A London pharmacy supplying medicines to customers and care homes has fined £275,000 by the Information Commissioner’s Office (ICO) for lapses in data security.
The Doorstep Dispensaree became the first UK business to be fined under the General Data Protection Regulations (GDPR), which came into effect on May 25, 2018.
According to ICO, the pharmacy left approximately 500,000 documents in unlocked containers at the back of its premises in Edgware. The documents included names, addresses, dates of birth, NHS numbers, medical information and prescriptions belonging to an unknown number of patients.
The documents were dated between June 2016 and June 2018. Some of the documents were water damaged, making the pharmacy responsible for not ensuring security against accidental loss, destruction or damage.
ICO launched the investigation after it was alerted by the Medicines and Healthcare products Regulatory Agency (MHRA).

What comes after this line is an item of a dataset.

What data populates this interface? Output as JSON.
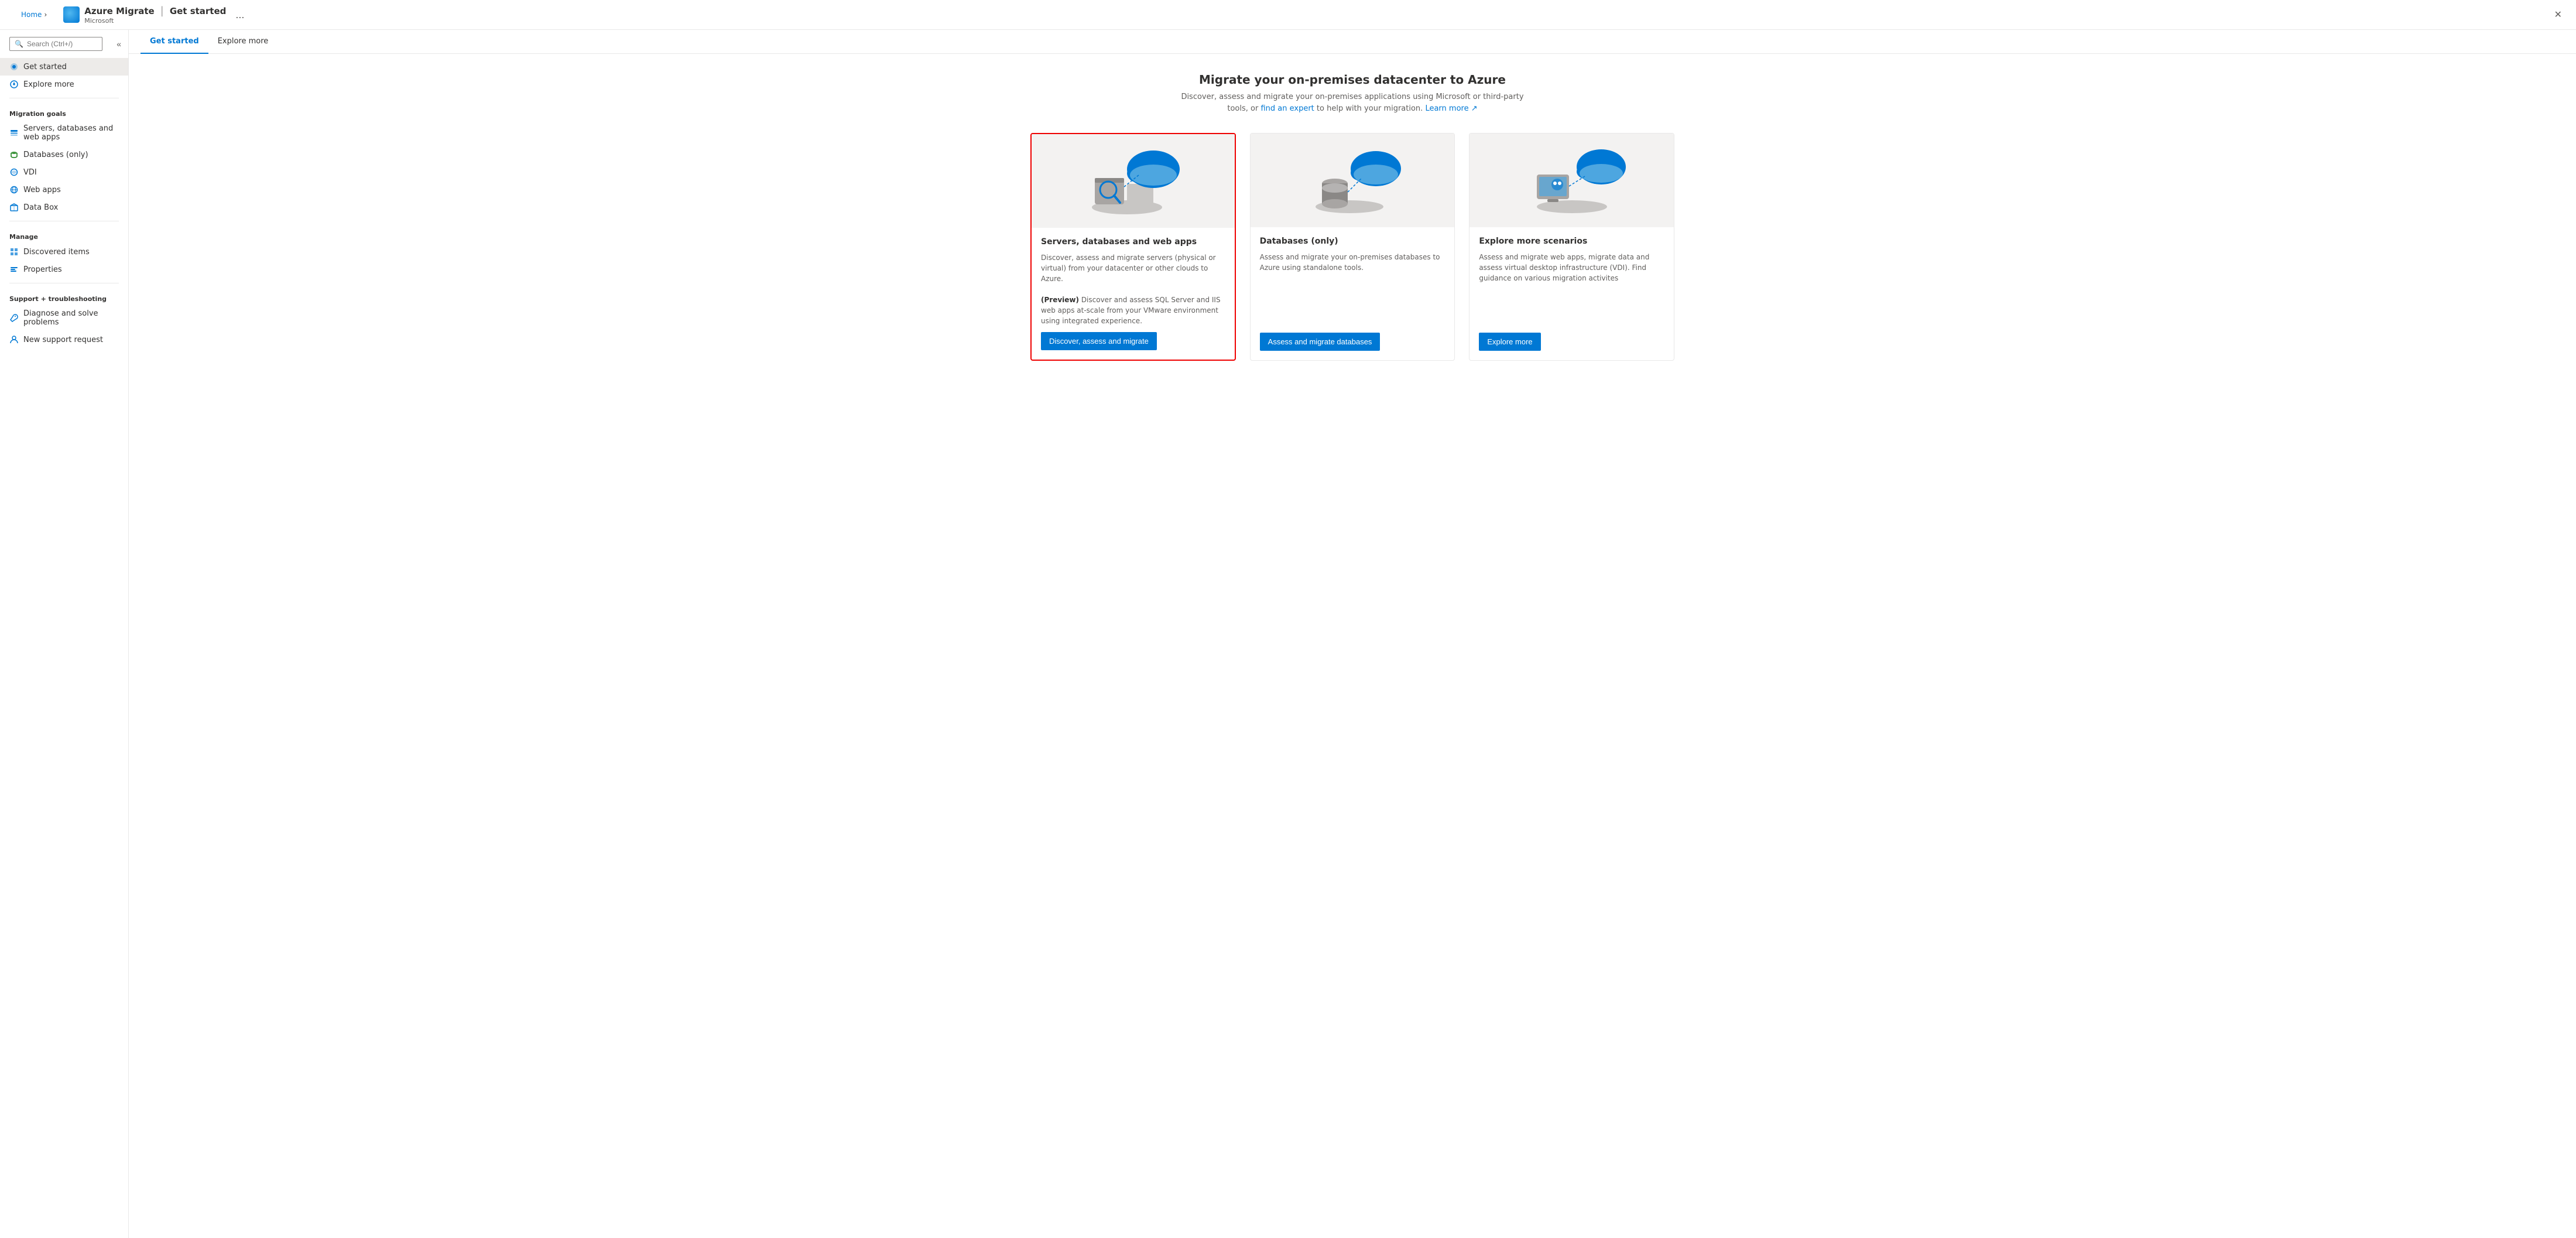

“The careless way Doorstep Dispensaree stored special category data failed to protect it from accidental damage or loss. This falls short of what the law expects and it falls short of what people expect,” said Steve Eckersley, Director of Investigations at ICO.
The pharmacy has also been issued an enforcement notice and ordered to improve its data protection practices within three months.
Commenting on the news, Paula Barrett, Partner and Global Co-lead of Privacy & Cyber Security Law, Eversheds Sutherland, said: “There are likely many others for whom the disposal of personal data securely is an ongoing operational concern. Particularly for those businesses where they have a large number of smaller premises, where centralised controls are more difficult to implement. Here what was actually happening on the ground was contrary to their own policy and supposedly arrangements with a service provider.”
“In addition to the storage breach itself, they were also sanctioned for non-compliance in other areas. Notably an inadequate privacy notice. One of the first cases in which we have seen the ICO comment.”
“It further demonstrates the co-operation between agencies, the investigation process, factors taken into consideration and that the final amount of the penalty notice was reduced following the initial notice from £400,000 down to £275,000, so it appears some consideration was given to representations made. As well as a fine, they also have further remediation work to undertake, so there is, in fact, a combination of tools in the ICO armoury being deployed here. Remediation effort costs could outweigh the fine itself,” Barrett said.
Doorstep Dispensaree is yet to respond.